Originally published December 10 2008
Study Shows High Fat Meals Cause Memory Decline
by David Gutierrez, staff writer
(NaturalNews) Heating meals high in fat can trigger and worsen the memory decline associated with Alzheimer's disease, according to a study on diabetics conducted by researchers from the Kunin-Lunenfeld Applied Research Unit at Baycrest and published in the journal Nutrition Research.
It is well known that high-fat foods can increase concentrations of free radicals in the body. These oxidizing molecules cause cell damage and are associated with various symptoms of aging, including cognitive decline and Alzheimer's disease. Because diabetics are known to be particularly susceptible to chronic oxidative stress, researchers carried out a study on 16 Type 2 diabetes patients over the age of 49.
The participants were fed three different meals, one at each of three different weekly sessions. A control meal consisted of only water, while the high-fat meal consisted of a danish with cheddar cheese, yogurt and whipped cream. The third meal contained the same food as the high-fat meal, plus a 1,000 milligram tablet of vitamin C and an 800 IU tablet of vitamin E.
Vitamin C and E are antioxidants, which remove free radicals from the body.
Starting 15 minutes after the beginning of each meal, participants were tested on their ability to remember words and other information that they had heard or read, for a total of 90 minutes. Those who had eaten the high-fat meal scored significantly worse both immediately and 90 minutes after the meal than those in the water or high-fat-plus-vitamins groups.

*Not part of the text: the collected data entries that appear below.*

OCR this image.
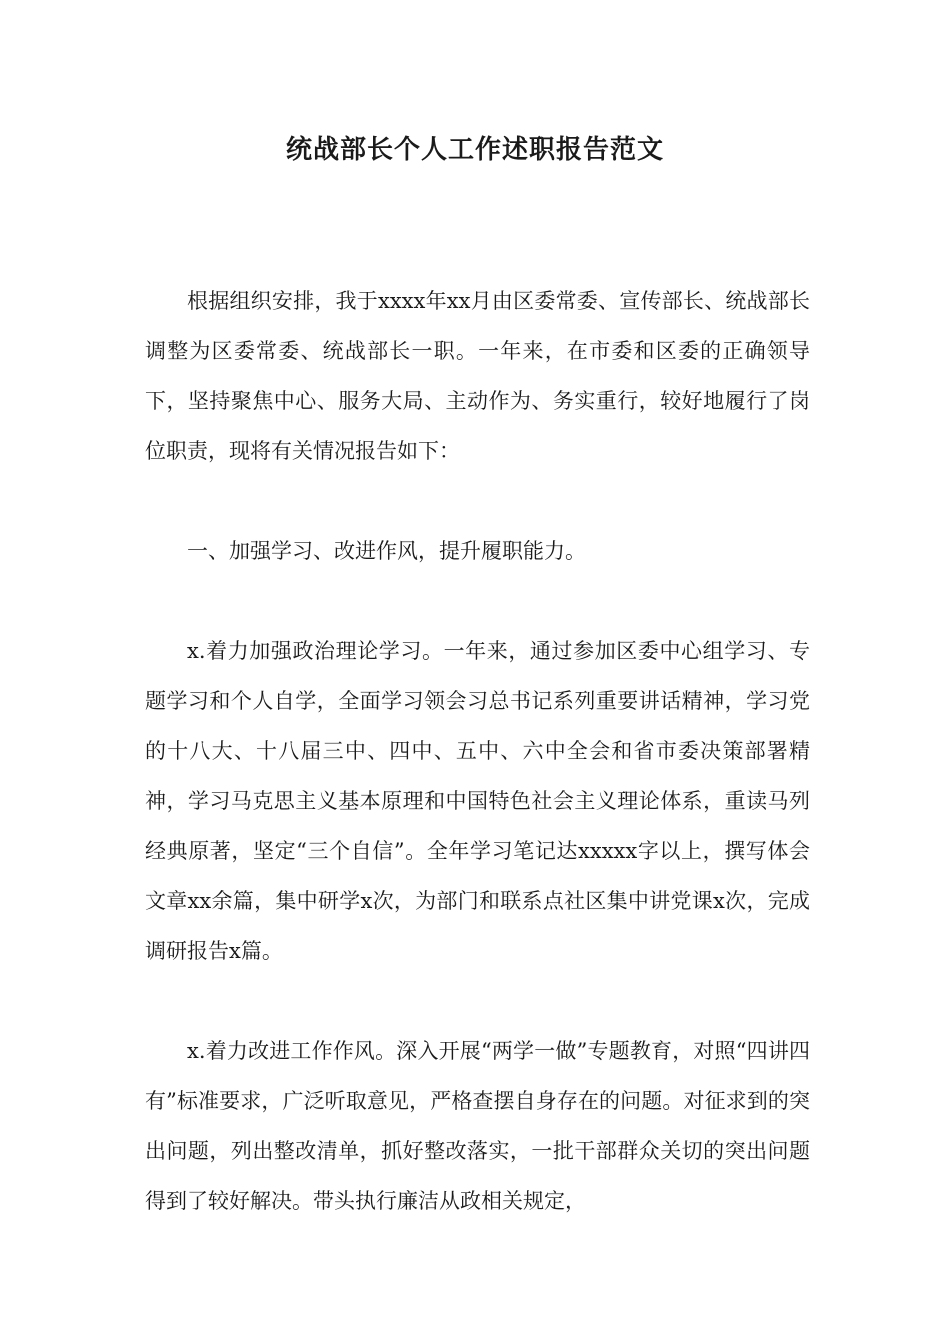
统战部长个人工作述职报告范文

根据组织安排，我于xxxx年xx月由区委常委、宣传部长、统战部长调整为区委常委、统战部长一职。一年来，在市委和区委的正确领导下，坚持聚焦中心、服务大局、主动作为、务实重行，较好地履行了岗位职责，现将有关情况报告如下：

一、加强学习、改进作风，提升履职能力。

x.着力加强政治理论学习。一年来，通过参加区委中心组学习、专题学习和个人自学，全面学习领会习总书记系列重要讲话精神，学习党的十八大、十八届三中、四中、五中、六中全会和省市委决策部署精神，学习马克思主义基本原理和中国特色社会主义理论体系，重读马列经典原著，坚定“三个自信”。全年学习笔记达xxxxx字以上，撰写体会文章xx余篇，集中研学x次，为部门和联系点社区集中讲党课x次，完成调研报告x篇。

x.着力改进工作作风。深入开展“两学一做”专题教育，对照“四讲四有”标准要求，广泛听取意见，严格查摆自身存在的问题。对征求到的突出问题，列出整改清单，抓好整改落实，一批干部群众关切的突出问题得到了较好解决。带头执行廉洁从政相关规定，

No memory decline was observed in the vitamin group.
"Our bottom line is that consuming unhealthy meals for those with diabetes can temporarily ... worsen already underlying memory problems," lead author Michael Herman Chui said. "We've shown that antioxidant vitamins can minimize oxidative stress from the meal and reduce those immediate memory deficits."
But the researchers emphasized that people should not rely on vitamin pills to make up for unhealthy habits.
"While our study looked at the pill form of antioxidants, we would ultimately want individuals to consume healthier foods high in antioxidants, like fruits and vegetables," researcher Carol Greenwood said.
Sources for this story include: www.upi.com; www.sciencedaily.com.